- Kastani Location within Greece
- Coordinates: 39°50′12″N 20°25′37″E﻿ / ﻿39.83667°N 20.42694°E
- Country: Greece
- Administrative region: Epirus
- Regional unit: Ioannina
- Municipality: Pogoni
- Municipal unit: Delvinaki
- Elevation: 591 m (1,939 ft)

Population (2021)
- • Community: 83
- Time zone: UTC+2 (EET)
- • Summer (DST): UTC+3 (EEST)

= Kastani =

Kastani (Καστανή, before 1953: Καστάνιανη, Kastaniani) is a settlement in Ioannina regional unit, Epirus, Greece.

== Name ==
In the late 19th century, the scholar Ioannis Lambridis described the village as a place abundant in chestnut tree growth. The placename stems from the Slavic form Kostanjane and is derived from the toponym Kostanj, from the word kostanь meaning 'chestnut' and the suffix -jane, used in the formation of words to denote an inhabitant of a region. The Slavic o became a through Greek in the toponym.
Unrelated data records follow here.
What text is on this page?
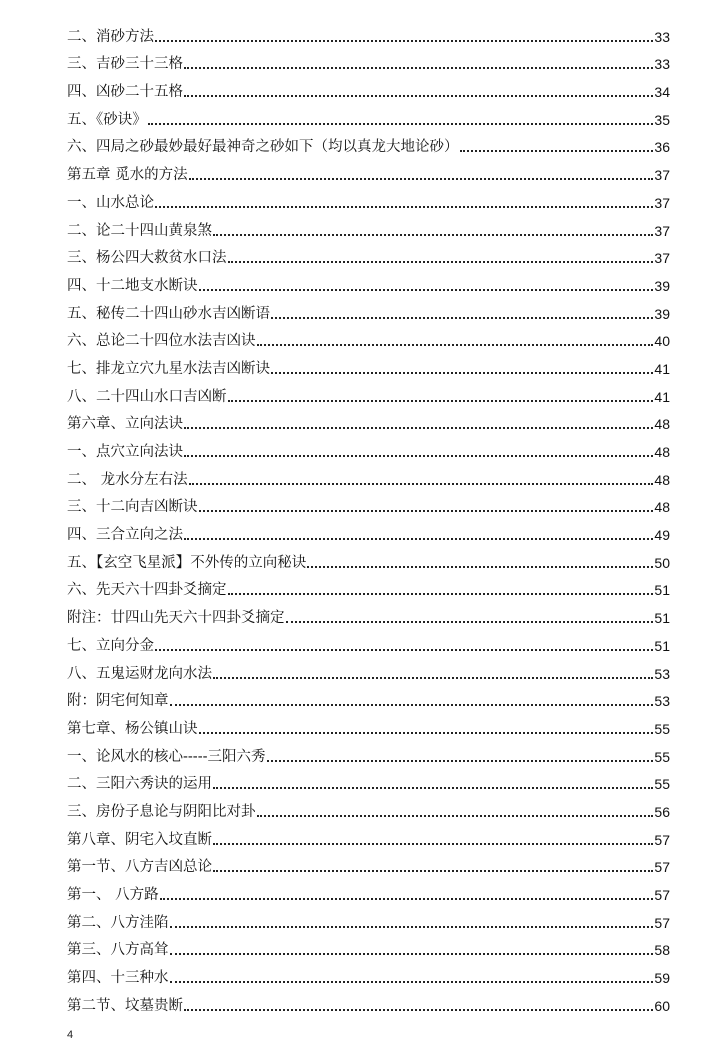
二、消砂方法	33
三、吉砂三十三格	33
四、凶砂二十五格	34
五、《砂诀》	35
六、四局之砂最妙最好最神奇之砂如下（均以真龙大地论砂）	36
第五章 觅水的方法	37
一、山水总论	37
二、论二十四山黄泉煞	37
三、杨公四大救贫水口法	37
四、十二地支水断诀	39
五、秘传二十四山砂水吉凶断语	39
六、总论二十四位水法吉凶诀	40
七、排龙立穴九星水法吉凶断诀	41
八、二十四山水口吉凶断	41
第六章、立向法诀	48
一、点穴立向法诀	48
二、 龙水分左右法	48
三、十二向吉凶断诀	48
四、三合立向之法	49
五、【玄空飞星派】不外传的立向秘诀	50
六、先天六十四卦爻摘定	51
附注：廿四山先天六十四卦爻摘定	51
七、立向分金	51
八、五鬼运财龙向水法	53
附：阴宅何知章	53
第七章、杨公镇山诀	55
一、论风水的核心-----三阳六秀	55
二、三阳六秀诀的运用	55
三、房份子息论与阴阳比对卦	56
第八章、阴宅入坟直断	57
第一节、八方吉凶总论	57
第一、 八方路	57
第二、八方洼陷	57
第三、八方高耸	58
第四、十三种水	59
第二节、坟墓贵断	60
4
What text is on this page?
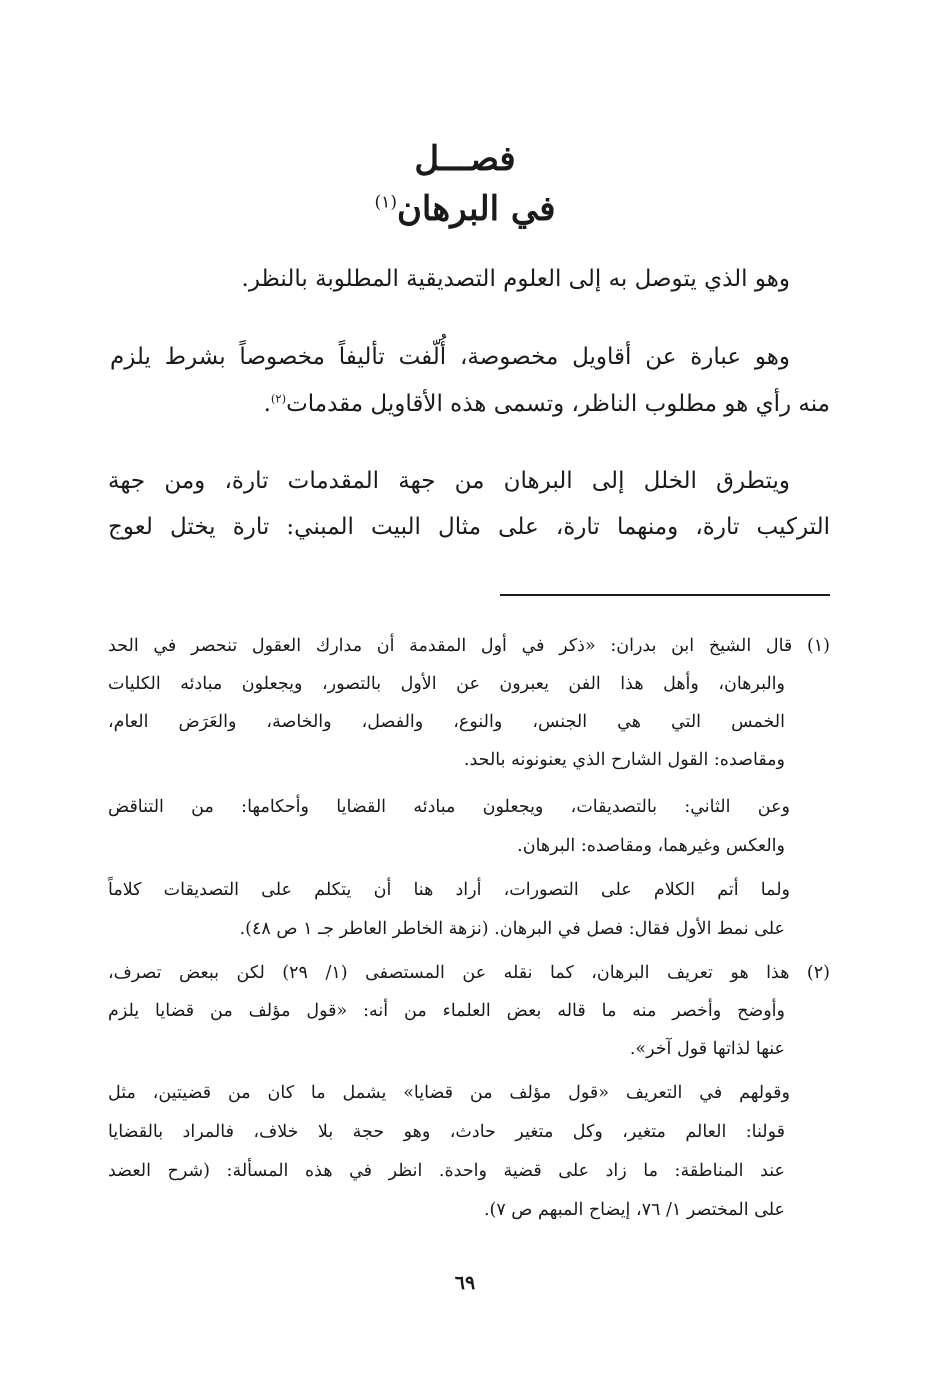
فصـــل
في البرهان$^{(١)}$
وهو الذي يتوصل به إلى العلوم التصديقية المطلوبة بالنظر.
وهو عبارة عن أقاويل مخصوصة، أُلّفت تأليفاً مخصوصاً بشرط يلزم
منه رأي هو مطلوب الناظر، وتسمى هذه الأقاويل مقدمات$^{(٢)}$.
ويتطرق الخلل إلى البرهان من جهة المقدمات تارة، ومن جهة
التركيب تارة، ومنهما تارة، على مثال البيت المبني: تارة يختل لعوج
(١) قال الشيخ ابن بدران: «ذكر في أول المقدمة أن مدارك العقول تنحصر في الحد
والبرهان، وأهل هذا الفن يعبرون عن الأول بالتصور، ويجعلون مبادئه الكليات
الخمس التي هي الجنس، والنوع، والفصل، والخاصة، والعَرَض العام،
ومقاصده: القول الشارح الذي يعنونونه بالحد.
وعن الثاني: بالتصديقات، ويجعلون مبادئه القضايا وأحكامها: من التناقض
والعكس وغيرهما، ومقاصده: البرهان.
ولما أتم الكلام على التصورات، أراد هنا أن يتكلم على التصديقات كلاماً
على نمط الأول فقال: فصل في البرهان. (نزهة الخاطر العاطر جـ ١ ص ٤٨).
(٢) هذا هو تعريف البرهان، كما نقله عن المستصفى (١/ ٢٩) لكن ببعض تصرف،
وأوضح وأخصر منه ما قاله بعض العلماء من أنه: «قول مؤلف من قضايا يلزم
عنها لذاتها قول آخر».
وقولهم في التعريف «قول مؤلف من قضايا» يشمل ما كان من قضيتين، مثل
قولنا: العالم متغير، وكل متغير حادث، وهو حجة بلا خلاف، فالمراد بالقضايا
عند المناطقة: ما زاد على قضية واحدة. انظر في هذه المسألة: (شرح العضد
على المختصر ١/ ٧٦، إيضاح المبهم ص ٧).
٦٩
The linguist Kostas Oikonomou stated, toponyms with the suffix jane, also -jani, have Slavic words as their subject and the ending did not become productive in Greek; hence, attributing the above placename to a production from the Greek noun kastano or kastania is inapplicable.

== History ==
The Chronicle of Tsaraplana described Kastaniani as inhabited by Arvanites.